Le ciel est en prison : itv Claude Lévêque

par Anne Bonnin

L’imposante installation Le Grand Soir dans le pavillon français de la Biennale de Venise est une réponse musclée et poétique au contexte, celui d’une commande d’État. « C’est un énorme enjeu symbolique de représenter le pavillon national. Je me suis demandé ce que signifiait être porteur de drapeau. » Ainsi, l’artiste affronte-t-il une situation réelle et symbolique en construisant un environnement à partir du site, le lieu et son architecture néoclassique. « Travailler les contraintes permet de prendre position par rapport à une situation concrète. « J’utilise les contraintes, au lieu de m’y soustraire, je m’y adapte, je les intègre, afin que l’intervention soit optimum ».

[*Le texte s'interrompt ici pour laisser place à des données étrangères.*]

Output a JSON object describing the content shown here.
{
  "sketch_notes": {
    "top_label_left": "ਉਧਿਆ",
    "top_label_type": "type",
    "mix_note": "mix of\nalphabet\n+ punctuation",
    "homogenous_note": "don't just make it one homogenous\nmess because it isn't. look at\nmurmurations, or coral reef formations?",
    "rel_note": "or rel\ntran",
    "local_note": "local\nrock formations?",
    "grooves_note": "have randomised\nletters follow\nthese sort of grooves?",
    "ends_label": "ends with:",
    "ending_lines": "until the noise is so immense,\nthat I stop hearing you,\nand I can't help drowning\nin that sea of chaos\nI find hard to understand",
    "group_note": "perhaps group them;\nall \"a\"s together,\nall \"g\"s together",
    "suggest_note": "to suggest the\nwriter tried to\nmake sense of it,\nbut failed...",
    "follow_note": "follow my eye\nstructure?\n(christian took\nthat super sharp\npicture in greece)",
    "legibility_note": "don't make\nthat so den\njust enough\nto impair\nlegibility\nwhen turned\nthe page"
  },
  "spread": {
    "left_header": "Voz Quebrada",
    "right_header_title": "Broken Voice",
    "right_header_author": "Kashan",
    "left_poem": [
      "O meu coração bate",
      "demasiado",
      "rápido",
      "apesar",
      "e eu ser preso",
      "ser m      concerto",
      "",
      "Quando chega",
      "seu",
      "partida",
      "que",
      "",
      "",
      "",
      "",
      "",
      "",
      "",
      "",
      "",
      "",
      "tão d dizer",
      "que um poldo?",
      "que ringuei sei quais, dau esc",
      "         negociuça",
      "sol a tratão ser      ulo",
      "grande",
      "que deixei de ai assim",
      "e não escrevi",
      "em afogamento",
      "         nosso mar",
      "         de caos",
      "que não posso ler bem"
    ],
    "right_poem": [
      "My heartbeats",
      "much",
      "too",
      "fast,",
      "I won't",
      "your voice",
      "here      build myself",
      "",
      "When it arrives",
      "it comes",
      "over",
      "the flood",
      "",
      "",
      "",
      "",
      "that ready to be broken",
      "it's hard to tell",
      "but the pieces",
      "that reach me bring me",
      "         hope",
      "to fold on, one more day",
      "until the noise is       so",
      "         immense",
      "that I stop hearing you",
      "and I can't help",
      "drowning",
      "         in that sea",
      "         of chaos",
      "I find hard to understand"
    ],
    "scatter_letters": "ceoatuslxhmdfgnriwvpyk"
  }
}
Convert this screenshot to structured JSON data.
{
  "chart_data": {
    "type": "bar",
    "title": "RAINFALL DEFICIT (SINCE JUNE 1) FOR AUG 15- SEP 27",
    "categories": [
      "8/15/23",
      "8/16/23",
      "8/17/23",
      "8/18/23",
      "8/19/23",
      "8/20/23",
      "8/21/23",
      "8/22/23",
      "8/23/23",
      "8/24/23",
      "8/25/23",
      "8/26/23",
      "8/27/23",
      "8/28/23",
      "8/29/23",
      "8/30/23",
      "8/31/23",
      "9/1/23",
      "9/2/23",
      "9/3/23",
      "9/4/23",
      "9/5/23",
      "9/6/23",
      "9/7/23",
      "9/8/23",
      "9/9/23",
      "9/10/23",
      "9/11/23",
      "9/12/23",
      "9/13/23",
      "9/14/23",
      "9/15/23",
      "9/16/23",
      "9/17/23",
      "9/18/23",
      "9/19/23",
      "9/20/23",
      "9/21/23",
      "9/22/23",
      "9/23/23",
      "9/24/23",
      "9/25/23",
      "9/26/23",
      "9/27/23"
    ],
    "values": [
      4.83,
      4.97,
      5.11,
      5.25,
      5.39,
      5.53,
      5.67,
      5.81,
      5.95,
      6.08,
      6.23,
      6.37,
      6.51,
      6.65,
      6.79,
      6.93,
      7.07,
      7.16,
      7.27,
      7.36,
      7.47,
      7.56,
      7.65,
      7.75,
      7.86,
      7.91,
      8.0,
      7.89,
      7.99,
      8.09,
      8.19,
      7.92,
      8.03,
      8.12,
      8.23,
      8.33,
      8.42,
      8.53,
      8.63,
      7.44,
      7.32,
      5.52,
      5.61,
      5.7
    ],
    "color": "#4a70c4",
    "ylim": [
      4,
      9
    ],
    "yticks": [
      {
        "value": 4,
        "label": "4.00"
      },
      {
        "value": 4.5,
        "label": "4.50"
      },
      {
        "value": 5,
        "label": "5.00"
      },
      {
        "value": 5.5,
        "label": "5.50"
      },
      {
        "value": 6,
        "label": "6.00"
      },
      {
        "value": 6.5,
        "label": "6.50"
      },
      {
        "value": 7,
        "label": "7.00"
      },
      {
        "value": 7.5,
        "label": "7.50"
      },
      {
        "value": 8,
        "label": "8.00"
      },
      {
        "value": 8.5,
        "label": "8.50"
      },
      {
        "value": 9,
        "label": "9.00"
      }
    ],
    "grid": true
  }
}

Le grand soir Claude Lévêque au pavillon français de la biennale de Venise

« Ainsi, je n’ai pas voulu effacer l’aspect ornemental du pavillon. Le bâtiment est très orné, d’un style rococo. Le péristyle est déterminant. Je voulais éviter qu’il ne soit qu’un sas de mise en condition. J’ai donc marqué l’architecture et souligné son ornement : à l’entrée, avec un catafalque qui permet l’accès au tombeau des illusions, et à l’intérieur, avec la surface scintillante couleur argent et le carré d’ampoules. Je n’ai pas cloisonné l’espace, j’ai seulement posé des grilles qui brisent l’organisation symétrique à l’intérieur du pavillon. (…) L’aspect monumental répond à l’idée de monument propre au pavillon national : c’est un monument des illusions. Si le drapeau noir représente l’anarchie, qu’évoque aussi le titre, on peut l’interpréter avec le spleen de Baudelaire, avec La liberté guidant le Peuple de Delacroix. Les interprétations qui ont été faites du Grand Soir, en particulier celle du Monde , sont réductrices ; elles présupposent une position naïve que je n’ai évidemment pas, une position de libérateur que pourrait résumer la formule : «  je veux libérer la France par l’anarchie, vive l’anarchie ! C’est l’interprétation qui est naïve. »
« Le dispositif évoque des couloirs de prison et la cage sur la piste de cirque. En général, la prison impose un point de vue limitant toute autre possibilité de voir. L’idée de contrainte est importante dans ce projet : il s’agit de contraindre le visiteur par un dispositif et par un parcours autoritaires. (…) Le Grand Soir reflète ma façon d’habiter le monde, il reflète aussi une peur, ma perception du monde et de la vie française à un moment où l’espace de liberté et de pensée est réduit. Je réagis, je me protège par une certaine violence en montrant les crocs. »
Au fur et à mesure que le spectateur déambule, il découvre un lieu paradoxal, scintillant et noir, spacieux et encagé, orné et épuré. Les grilles, les murs pailletés, le drapeau noir et le bateau fantôme composent un décor ambigu : à la fois prison, scène de show, cage aux fauves. En prison et au spectacle, nous sommes impuissants et actifs, spectateurs et acteurs. Certains éléments animés et en mouvement sont porteurs de récits : flottant, « le drapeau fait signe vers autre chose », le bateau qui glisse fait écho à la cité lacustre, le mur scintillant est cosmique, le son circule dans l’espace.
Le Grand Soir matérialise une menace : le ciel est en prison. Il manifeste aussi une force de réaction. L’évidence des symboles – drapeau noir, bateau, prison – vacille dans l’incertitude : noire et scintillante incertitude.

Ce court texte a été écrit à partir d’un entretien avec Claude Lévêque réalisé début juillet.